Als Vorbild für den Hunnenkönig des Epos diente niemand geringerer als Attila der Hunnenkönig, so genannte „Geisel Gottes“. Den kennen die meisten dann doch aus dem Geschichtsunterricht. Attila herrschte von 434-453 über das Volk der Hunnen. Das Machtzentrum lag in Ungarn und von dort aus kontrollierten die Hunnen die Gebiete an der Donau. Zahlreiche Völker waren Attila tributpflichtig, was in einem anderen Heldenlied thematisiert wird. Im Walthariuslied werden die drei adeligen Kinder Walther, Hildegrund und Hagen als Geisel neben Goldzahlungen als Sicherheit für die Unterwerfung ihrer Heimat ins Hunnenland gebracht. Auch hier spielt König Eztel eine Rolle. Aber zurück zu Attila. Dieser hatte nämlich einen Bruder namens Bleda, der im Nibelungenlied ebenfalls genannt wird, allerdings unter dem Namen „Blödel“. Das Epos verschweigt was aus Blödel geworden ist, den historischen Quellen ist es bekannt. Attila ließ Bleda ermorden. Gegen die Herrschaft der Hunnen regte sich in Europa vermehrt Widerstand und das veranlasste Attila 451 in Gallien einzufallen. Allerdings schlossen sich einige Völker unter Aetius gegen Attila zusammen und es kam zur berühmten Schlacht auf den Katalaunischen Feldern. Der Hunnenkönig musste sich geschlagen geben und zog weiter nach Italien gegen Rom. Hier half nur eine Intervention von Papst Leo, der ihn zum Rückzug bewegen konnte. Während Attila einen Kriegszug gegen das ebenfalls tributpflichtige Ostrom plante, verstarb er. In der Nacht als der Hunnenkönig starb, war eine weiteres historisches Vorbild für eine der Sagengestalten anwesend – die Germanin Ildico.

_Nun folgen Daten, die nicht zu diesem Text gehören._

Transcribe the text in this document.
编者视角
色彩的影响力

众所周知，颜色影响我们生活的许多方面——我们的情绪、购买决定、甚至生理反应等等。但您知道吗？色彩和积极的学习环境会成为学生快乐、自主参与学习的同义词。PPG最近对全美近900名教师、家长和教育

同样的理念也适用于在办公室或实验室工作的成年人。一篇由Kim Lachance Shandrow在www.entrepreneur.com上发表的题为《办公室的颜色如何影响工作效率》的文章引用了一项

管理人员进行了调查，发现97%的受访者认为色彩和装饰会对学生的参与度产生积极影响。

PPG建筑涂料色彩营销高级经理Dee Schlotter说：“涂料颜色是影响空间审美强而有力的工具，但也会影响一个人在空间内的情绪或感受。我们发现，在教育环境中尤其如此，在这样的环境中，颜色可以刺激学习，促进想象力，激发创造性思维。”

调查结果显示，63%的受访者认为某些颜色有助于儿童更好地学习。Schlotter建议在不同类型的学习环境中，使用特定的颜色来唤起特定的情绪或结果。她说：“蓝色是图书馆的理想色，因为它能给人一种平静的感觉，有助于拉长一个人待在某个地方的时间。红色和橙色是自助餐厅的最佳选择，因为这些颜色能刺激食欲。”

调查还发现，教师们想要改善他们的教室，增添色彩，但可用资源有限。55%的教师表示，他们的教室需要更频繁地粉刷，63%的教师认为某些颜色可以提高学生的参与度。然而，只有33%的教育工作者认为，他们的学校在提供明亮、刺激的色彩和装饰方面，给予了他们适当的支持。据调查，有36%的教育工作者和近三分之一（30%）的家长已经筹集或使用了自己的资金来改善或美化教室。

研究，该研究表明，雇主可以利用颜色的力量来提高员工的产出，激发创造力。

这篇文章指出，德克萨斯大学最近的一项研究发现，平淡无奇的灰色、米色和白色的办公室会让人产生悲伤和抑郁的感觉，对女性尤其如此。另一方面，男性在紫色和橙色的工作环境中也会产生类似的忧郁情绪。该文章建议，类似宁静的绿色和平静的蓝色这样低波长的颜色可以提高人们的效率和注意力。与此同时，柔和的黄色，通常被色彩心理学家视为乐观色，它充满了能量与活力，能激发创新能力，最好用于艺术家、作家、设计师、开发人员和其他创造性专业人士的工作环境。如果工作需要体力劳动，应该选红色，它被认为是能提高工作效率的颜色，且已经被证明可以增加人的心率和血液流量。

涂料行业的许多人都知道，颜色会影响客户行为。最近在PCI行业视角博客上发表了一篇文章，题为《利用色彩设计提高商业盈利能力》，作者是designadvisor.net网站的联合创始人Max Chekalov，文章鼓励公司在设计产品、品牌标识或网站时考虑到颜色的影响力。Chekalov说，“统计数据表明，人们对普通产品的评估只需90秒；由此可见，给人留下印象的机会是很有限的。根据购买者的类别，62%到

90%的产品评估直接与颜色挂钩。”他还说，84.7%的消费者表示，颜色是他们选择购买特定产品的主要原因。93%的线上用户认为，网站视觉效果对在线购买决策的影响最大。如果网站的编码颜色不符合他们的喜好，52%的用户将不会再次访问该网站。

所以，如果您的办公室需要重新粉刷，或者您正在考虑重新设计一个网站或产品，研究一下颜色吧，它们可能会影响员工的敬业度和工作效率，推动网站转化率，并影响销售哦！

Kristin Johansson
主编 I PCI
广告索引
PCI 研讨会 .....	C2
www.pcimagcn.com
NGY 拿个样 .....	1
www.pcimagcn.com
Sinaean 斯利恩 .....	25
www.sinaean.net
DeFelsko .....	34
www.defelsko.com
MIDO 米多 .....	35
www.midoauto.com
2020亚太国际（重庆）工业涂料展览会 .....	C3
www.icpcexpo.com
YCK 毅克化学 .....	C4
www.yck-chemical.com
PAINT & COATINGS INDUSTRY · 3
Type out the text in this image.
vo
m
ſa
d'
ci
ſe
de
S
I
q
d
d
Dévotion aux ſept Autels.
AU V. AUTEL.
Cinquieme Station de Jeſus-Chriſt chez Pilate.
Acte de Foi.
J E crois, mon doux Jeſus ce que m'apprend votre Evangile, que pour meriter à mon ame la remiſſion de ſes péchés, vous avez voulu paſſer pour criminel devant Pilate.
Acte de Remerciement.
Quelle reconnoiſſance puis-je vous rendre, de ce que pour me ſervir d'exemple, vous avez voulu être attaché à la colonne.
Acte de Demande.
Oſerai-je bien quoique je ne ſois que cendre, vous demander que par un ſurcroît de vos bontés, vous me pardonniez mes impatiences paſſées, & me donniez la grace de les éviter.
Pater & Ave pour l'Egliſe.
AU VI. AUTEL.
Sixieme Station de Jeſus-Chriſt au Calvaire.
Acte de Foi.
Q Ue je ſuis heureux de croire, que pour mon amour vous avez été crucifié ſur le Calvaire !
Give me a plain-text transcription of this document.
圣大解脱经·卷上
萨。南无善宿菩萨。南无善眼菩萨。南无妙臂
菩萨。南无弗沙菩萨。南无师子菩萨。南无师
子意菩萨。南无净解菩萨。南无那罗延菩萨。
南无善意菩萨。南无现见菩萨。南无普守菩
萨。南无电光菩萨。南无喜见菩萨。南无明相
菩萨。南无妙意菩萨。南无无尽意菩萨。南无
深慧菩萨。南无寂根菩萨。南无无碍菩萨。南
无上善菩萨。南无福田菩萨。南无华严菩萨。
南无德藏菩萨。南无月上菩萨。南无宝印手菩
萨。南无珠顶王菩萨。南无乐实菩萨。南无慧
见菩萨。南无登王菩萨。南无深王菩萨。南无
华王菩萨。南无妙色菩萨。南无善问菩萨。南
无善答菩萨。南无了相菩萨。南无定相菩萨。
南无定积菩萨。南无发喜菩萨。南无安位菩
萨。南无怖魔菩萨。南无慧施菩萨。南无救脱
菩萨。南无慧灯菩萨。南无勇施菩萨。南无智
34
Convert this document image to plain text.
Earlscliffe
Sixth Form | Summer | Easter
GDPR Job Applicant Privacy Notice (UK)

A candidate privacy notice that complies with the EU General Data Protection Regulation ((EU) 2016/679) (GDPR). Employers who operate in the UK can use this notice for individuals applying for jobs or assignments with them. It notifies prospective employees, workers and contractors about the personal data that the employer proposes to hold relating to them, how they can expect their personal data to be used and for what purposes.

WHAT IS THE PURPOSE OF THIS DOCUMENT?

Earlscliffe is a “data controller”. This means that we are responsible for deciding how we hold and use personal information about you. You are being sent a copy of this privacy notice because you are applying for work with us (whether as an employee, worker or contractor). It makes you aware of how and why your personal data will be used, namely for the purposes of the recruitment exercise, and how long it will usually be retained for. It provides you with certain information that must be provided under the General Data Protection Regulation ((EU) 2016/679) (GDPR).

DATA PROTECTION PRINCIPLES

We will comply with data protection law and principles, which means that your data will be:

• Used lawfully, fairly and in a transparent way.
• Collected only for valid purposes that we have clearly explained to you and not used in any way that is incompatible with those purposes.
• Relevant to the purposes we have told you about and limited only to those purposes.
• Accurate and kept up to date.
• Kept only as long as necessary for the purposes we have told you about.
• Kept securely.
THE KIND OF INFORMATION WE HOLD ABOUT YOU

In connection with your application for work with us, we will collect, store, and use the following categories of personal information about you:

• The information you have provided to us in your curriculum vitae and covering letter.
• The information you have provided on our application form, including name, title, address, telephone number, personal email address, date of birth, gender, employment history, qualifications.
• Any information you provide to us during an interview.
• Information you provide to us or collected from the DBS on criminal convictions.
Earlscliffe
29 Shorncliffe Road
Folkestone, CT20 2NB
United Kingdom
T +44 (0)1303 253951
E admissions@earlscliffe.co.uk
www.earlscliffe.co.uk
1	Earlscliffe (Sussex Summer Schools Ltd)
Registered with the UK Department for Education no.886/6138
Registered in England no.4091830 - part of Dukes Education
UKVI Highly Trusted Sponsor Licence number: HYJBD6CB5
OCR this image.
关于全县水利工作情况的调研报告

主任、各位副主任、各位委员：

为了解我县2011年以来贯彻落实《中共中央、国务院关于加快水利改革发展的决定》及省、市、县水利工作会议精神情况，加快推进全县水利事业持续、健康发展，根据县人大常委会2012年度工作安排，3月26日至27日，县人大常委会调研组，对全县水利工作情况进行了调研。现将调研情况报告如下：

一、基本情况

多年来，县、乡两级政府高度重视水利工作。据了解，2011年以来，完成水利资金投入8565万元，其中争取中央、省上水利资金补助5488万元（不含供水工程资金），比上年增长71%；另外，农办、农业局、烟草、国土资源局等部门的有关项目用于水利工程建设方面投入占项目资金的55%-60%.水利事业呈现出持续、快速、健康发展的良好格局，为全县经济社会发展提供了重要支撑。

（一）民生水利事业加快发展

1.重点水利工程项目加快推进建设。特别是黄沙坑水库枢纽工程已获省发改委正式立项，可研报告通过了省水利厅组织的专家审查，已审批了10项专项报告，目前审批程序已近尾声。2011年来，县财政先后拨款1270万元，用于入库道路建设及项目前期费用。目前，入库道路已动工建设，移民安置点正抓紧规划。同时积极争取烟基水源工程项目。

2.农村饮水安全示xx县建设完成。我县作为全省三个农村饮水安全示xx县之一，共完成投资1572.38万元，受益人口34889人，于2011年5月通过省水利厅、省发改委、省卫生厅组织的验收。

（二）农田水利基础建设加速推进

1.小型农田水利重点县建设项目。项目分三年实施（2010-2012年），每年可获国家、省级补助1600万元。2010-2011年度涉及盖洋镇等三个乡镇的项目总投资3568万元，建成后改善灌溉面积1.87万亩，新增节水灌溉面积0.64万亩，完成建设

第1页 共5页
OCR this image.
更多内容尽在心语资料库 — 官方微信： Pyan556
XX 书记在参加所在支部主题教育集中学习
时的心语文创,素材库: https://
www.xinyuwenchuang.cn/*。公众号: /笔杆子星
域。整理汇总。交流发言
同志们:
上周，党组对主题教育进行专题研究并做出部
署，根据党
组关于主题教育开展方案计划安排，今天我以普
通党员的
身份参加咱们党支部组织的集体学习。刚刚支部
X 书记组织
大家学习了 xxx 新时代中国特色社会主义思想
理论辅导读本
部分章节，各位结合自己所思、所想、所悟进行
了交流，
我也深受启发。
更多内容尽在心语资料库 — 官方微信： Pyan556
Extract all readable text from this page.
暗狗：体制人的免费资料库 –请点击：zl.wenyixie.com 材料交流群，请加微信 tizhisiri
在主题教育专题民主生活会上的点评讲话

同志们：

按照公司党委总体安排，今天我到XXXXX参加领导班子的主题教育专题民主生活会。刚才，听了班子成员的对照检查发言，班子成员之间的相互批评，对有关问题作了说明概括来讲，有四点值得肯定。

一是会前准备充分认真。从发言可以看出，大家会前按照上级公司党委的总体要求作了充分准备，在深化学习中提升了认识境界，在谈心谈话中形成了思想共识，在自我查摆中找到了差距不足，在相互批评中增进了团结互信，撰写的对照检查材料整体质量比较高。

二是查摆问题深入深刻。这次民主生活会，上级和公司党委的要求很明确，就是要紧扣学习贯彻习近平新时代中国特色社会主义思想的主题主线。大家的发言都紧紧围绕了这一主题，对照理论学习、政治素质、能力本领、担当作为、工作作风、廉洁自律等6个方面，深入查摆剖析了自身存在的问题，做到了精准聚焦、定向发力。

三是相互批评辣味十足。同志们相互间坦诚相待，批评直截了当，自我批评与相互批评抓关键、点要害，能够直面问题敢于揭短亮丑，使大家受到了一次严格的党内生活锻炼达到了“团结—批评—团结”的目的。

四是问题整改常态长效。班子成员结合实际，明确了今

Die Züge der Hunnen (dtv Altas Weltgeschichte)

Die Züge der Hunnen (dtv Altas Weltgeschichte)

Kriemhild:

Ildico heißt übersetzt „Hilde“ oder „Hildchen“ und in der Forschung wird sie als diejenige Frau angesehen, nach deren Vorbild die Figur der Kriemhild entstand. Kriemhild bedeutet soviel wie „die mit der Maske kämpfende“. Diese wurde eine der zahlreichen Nebenfrauen von Attila dem Hunnenkönig. Während der Hochzeitsnacht soll Attila 453 an einem Blutsturz gestorben sein. Laut Priskos, einem Historiographen des 5. Jahrhunderts, fand man Ildico neben seinem Bett. Ob sie Anteil an seinem Tod gehabt hat, ist unklar. Wie oben erwähnt, wird Kriemhild im Nibelungenlied ebenfalls die Frau des Hunnenkönigs. Dort geht die Sache aber anders aus, denn Kriemhild stirbt während Etzel den Kampf mit den Burgundern überlebt. Aber Kriemhild ist nicht die einzige aus ihrer Familie, die ein reales Vorbild vorzuweisen hat. Auch ihre Brüder Gunther und Giselher kann man in der Geschichte wiederentdecken.

Gunther:

Im Nibelungenlied kommt Gunther, der älteste der drei königlichen Brüder, nicht besonders gut weg. Er wird als schwächlich beschrieben und auch sein Charakter lässt oft zu wünschen übrig. Gunther schreckt nicht davor zurück seinen Schwager Siegfried töten zu lassen, obwohl dieser ihm viele Dienste erwiesen hat. Weiters kann Hagen seinen König ganz leicht davon überzeugen, Kriemhild den Schatz der Nibelungen zu rauben. Sagen wir es mal so, es gibt besser Brüder und fähigere Herrscher als Gunther. In der Geschichte kennt man den Burgunderkönig Gundahar oder auch Gundicharius. Um das Jahr 435 fallen die Burgunder laut historischer Quellen in der Provinz Belgica I. ein, allerdings werden sie von Aetius zurückgeschlagen. Nur ein Jahr später wird berichtet, dass die Burgunder unter der Herrschaft von Gundahar von den Hunnen überfallen werden. Bei der großen Schlacht die folgt, sollen angeblich 20.000 Burgunder ihr Leben gelassen haben. Dies könnte das Vorbild für die Kämpfe zwischen den Hunnen von Etzel und den Burgundern unter König Gunther sein, die während eines Festes in der Burg des Hunnenkönigs ausbrechen. Im Epos wird weiters erwähnt, dass das Zentrum des Burgunderreiches in Worms gelegen hat, was allerdings historisch nicht eindeutig belegt werden kann. Im Nibelungenlied regierte Gunther nicht alleine, sondern teilt sich den Thron mit seinen beiden Brüdern Gernot und Giselher. Zu Gernot kann ich leider kein historisches Vorbild liefern, wohl aber zu Giselher.

Die Burgunderkönige Gunther, Gernot und Giselher (Quelle: Metapedia)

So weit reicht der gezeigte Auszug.